Maine has a new “slush fund Queen,” to go along with the Duke and Duchess of North Haven.
Agreed. Moreover, the second part of the OPEGA reports will be coming out in the fall, so they are not yet done with the investigation.
Hi!
As a licensed professional in the private sector, there wasn’t any money spent on team building, gift cards, conferences, meals, out of state travel, etc.
I was only paid for the day attending a workshop acquiring a number of CEUs (continuing education units) in order to renew my license which was required under licensing laws.
I was reimbursed for the cost of the workshop and gas. I had to pay for my own meal if it was not included in the cost of the workshop, and no traveling outside of the state was allowed for any workshops with an occasional exception depending on the topic of the workshop.
I was sent to Harvard once to study issues relating to eating disorders but that was the only time that was allowed. This stay required several days to be out of state which did include hotel costs, taxi costs in this case (a different hotel where the workshop was held), meals, and gas.
The sole purpose was to acquire so many CEUs as cheaply as possible in a two (2) year period in order to meet the requirements of the licensing laws otherwise my job was to see so many patients per week.
The private sector is very mindful of costs of anything in order to stay in business.

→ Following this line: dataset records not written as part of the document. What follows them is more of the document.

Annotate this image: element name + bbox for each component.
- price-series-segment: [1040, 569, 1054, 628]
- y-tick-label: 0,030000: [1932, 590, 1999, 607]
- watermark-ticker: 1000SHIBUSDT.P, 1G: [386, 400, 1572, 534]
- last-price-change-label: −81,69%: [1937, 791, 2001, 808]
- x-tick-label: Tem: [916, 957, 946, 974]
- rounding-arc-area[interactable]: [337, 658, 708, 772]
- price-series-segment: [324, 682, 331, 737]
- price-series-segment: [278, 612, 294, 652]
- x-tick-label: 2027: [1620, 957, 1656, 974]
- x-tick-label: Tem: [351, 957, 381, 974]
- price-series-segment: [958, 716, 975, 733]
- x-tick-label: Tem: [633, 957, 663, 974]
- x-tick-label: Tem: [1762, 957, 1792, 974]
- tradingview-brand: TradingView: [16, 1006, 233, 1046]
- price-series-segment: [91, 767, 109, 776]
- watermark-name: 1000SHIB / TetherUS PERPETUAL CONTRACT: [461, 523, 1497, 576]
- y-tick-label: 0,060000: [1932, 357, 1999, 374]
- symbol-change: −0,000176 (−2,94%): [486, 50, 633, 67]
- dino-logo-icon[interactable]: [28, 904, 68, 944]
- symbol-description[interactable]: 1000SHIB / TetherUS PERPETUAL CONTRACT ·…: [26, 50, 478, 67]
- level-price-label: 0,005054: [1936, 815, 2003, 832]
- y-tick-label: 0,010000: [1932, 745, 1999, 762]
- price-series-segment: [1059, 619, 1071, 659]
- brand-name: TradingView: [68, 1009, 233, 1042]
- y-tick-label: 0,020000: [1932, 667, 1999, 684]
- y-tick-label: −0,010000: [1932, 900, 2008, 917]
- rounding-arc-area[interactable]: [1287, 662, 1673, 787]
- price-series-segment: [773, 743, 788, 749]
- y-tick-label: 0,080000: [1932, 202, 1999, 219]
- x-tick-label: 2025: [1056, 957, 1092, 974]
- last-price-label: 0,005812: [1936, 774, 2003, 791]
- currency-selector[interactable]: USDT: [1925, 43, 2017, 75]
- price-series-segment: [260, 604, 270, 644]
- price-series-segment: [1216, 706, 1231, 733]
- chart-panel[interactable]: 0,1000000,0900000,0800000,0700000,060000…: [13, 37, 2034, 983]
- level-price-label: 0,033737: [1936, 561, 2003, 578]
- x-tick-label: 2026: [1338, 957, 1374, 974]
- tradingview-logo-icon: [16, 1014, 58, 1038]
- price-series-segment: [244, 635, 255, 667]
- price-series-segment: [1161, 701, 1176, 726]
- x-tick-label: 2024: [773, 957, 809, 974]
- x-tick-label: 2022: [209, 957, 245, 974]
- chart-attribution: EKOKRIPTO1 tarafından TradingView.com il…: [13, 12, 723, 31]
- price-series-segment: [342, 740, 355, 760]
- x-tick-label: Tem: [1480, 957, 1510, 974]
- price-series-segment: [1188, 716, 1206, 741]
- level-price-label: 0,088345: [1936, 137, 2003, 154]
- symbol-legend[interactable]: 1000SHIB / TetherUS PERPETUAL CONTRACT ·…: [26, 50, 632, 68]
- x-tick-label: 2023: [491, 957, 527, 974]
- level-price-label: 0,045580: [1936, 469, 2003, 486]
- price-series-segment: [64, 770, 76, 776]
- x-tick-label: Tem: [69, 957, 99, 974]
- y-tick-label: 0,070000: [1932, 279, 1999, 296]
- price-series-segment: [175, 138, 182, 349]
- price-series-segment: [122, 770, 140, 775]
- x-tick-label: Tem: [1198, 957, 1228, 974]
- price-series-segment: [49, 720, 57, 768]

Lastly, state agencies should be mindful of taxpayer dollars being spent unwisely such as the private sector does for the most part.
The fact that the investigation has not uncovered any
technical “fraud” -yet – does not in any way lesson the severity of the excesses
nor the outright abuse of the public trust.
And I believe it will lead to an indictment.
Ba-ru-ther! PPH’s story basically called the investigation by Bruce Poliquin and the Governor a witch hunt! Gerald W. says Maine Wire picked out all the” bad” stuff from the Opega report…but what does he say about the PPH’s story,which picked out all the “good” stuff?
Time will tell, but anyone trying to portray McCormick’s management of MSHA’s funding as a “good job” is either blindly partisan, or was a recipient of her largesse with the public checkbook.
Correct. At the very least, the report shows a slush-fund mentality with regard to McCormick’s use of public funding. Maybe in her next job, she’ll bring her own lunch to work.